Perrine : Moi, ce qui me titille beaucoup actuellement, c’est d’accompagner des gens dans la création de micro-fermes.

« Attention de ne pas fantasmer le retour à la terre. On voit passer beaucoup de stagiaires qui veulent s’extraire de la réalité, mais il est important d’être ancré dans notre société. »
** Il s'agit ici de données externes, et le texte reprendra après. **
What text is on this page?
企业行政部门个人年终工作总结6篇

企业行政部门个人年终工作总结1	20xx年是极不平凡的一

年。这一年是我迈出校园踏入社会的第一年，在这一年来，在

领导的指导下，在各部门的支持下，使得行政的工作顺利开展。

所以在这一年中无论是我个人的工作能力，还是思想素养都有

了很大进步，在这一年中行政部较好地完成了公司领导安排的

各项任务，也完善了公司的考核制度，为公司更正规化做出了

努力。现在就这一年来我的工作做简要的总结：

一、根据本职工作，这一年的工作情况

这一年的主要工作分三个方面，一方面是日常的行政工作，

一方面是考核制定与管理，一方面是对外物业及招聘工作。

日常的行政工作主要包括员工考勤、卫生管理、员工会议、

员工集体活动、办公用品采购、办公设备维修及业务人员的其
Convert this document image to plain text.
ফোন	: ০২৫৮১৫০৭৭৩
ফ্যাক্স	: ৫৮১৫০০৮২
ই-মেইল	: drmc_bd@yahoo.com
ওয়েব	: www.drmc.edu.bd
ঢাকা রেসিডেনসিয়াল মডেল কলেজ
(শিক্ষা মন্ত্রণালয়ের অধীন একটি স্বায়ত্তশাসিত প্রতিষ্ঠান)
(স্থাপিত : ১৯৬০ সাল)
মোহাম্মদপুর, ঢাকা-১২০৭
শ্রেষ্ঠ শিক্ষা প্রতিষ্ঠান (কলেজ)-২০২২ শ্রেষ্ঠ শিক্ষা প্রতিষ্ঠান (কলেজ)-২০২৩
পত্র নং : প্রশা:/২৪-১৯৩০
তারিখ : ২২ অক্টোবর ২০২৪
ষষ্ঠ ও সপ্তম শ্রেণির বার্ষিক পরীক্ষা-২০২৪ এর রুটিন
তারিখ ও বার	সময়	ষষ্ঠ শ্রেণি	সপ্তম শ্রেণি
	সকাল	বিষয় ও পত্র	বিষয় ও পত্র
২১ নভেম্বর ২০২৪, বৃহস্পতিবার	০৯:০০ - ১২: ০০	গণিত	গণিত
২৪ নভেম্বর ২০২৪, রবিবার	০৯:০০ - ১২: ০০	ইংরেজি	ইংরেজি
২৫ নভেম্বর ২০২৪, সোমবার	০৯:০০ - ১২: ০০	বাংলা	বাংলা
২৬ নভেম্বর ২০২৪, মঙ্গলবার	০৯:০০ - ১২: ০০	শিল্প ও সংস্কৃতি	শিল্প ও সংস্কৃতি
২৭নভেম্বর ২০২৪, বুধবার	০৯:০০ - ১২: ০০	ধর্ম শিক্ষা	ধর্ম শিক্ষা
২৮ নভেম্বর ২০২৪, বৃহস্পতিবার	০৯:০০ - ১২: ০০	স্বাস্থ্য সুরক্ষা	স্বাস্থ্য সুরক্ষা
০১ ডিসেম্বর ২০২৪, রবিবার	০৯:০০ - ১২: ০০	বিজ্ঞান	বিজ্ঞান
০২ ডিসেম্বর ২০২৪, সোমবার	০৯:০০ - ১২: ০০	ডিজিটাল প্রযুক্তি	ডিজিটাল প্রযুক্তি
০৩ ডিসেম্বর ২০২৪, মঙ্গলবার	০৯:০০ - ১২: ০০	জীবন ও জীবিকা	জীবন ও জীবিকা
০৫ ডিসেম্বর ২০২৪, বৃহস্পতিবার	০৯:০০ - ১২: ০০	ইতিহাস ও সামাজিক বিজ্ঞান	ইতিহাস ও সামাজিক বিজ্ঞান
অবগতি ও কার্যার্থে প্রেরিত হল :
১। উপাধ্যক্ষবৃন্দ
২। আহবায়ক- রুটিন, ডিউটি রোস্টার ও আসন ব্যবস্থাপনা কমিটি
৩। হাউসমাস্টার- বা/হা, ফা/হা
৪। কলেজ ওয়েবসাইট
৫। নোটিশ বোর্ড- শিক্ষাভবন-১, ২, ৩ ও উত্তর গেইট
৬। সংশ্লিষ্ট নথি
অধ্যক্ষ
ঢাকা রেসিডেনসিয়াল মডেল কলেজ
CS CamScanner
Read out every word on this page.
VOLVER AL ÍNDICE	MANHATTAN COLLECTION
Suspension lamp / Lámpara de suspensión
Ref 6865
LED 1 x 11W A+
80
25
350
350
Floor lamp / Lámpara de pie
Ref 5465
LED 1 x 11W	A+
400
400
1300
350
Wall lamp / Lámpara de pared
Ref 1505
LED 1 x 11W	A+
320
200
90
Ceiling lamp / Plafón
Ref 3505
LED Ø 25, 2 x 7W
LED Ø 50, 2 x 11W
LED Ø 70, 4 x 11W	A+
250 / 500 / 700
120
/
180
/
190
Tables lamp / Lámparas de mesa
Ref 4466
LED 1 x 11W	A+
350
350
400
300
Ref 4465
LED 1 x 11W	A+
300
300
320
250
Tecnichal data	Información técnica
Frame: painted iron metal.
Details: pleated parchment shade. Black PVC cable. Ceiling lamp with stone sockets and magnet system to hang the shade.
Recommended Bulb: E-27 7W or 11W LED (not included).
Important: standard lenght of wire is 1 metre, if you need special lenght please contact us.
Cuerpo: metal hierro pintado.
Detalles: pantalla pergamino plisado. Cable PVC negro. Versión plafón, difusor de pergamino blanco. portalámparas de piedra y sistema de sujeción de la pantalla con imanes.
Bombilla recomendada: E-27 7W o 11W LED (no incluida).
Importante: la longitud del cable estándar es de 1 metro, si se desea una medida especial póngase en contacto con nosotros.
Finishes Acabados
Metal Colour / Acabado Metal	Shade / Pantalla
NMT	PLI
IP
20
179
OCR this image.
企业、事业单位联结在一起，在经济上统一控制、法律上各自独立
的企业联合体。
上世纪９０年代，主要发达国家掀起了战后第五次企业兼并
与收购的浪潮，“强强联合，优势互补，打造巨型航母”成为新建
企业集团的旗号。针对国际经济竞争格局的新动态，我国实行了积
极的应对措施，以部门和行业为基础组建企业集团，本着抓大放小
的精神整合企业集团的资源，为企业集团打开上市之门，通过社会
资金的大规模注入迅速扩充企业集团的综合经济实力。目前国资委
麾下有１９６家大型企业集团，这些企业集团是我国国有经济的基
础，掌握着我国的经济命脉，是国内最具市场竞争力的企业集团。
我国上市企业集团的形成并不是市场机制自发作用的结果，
Y a-t-il une phrase qui vous porte ?

Perrine : « Si tu pêches un poisson un jour, tu nourriras un homme, si tu apprends à l’homme à pêcher, il se nourrira toute sa vie. » Avec la ferme, on fait cette expérience d’apprendre aux autres à « pêcher », en toute humilité. J’ai envie d’essaimer, de donner toute mon énergie pour qu’il y ait des milliards de fermes. Mais j’ai aussi envie de préserver mon cocon. C’est peut-être le côté féminin de la matrice, qui doit être très protégée.

Charles : Il y a deux choses que je disais à l’équipage de mon bateau : « On va le plus loin possible, mais on ne va pas n’importe où et n’importe comment. » Et « Plus le rêve est fou, plus il faut le construire sérieusement. »

Quel message pour des jeunes qui veulent s’établir paysans ?

Charles : À l’heure où la planète est tellement menacée, on doit s’autoriser à vivre de très grands rêves, à déployer nos ailes, à suivre une étoile, tout en étant très incarné, garder les yeux sur le chemin pour ne pas tomber dans le premier piège venu. On doit être des rêveurs pragmatiques.

Perrine : Moi je leur dirais la même chose, mais à l’envers : être pragmatique avant de rêver. Attention de ne pas fantasmer le retour à la terre. On voit passer beaucoup de stagiaires qui veulent s’extraire de la réalité, mais il est important d’être ancré dans notre société. Pour pouvoir réaliser son rêve, il faut d’abord être en phase avec ces réalités.

* La permaculture est un ensemble de pratiques et de modes de pensée visant à créer une production agricole durable, économe en énergie et respectueuse des êtres vivants et de leurs relations réciproques.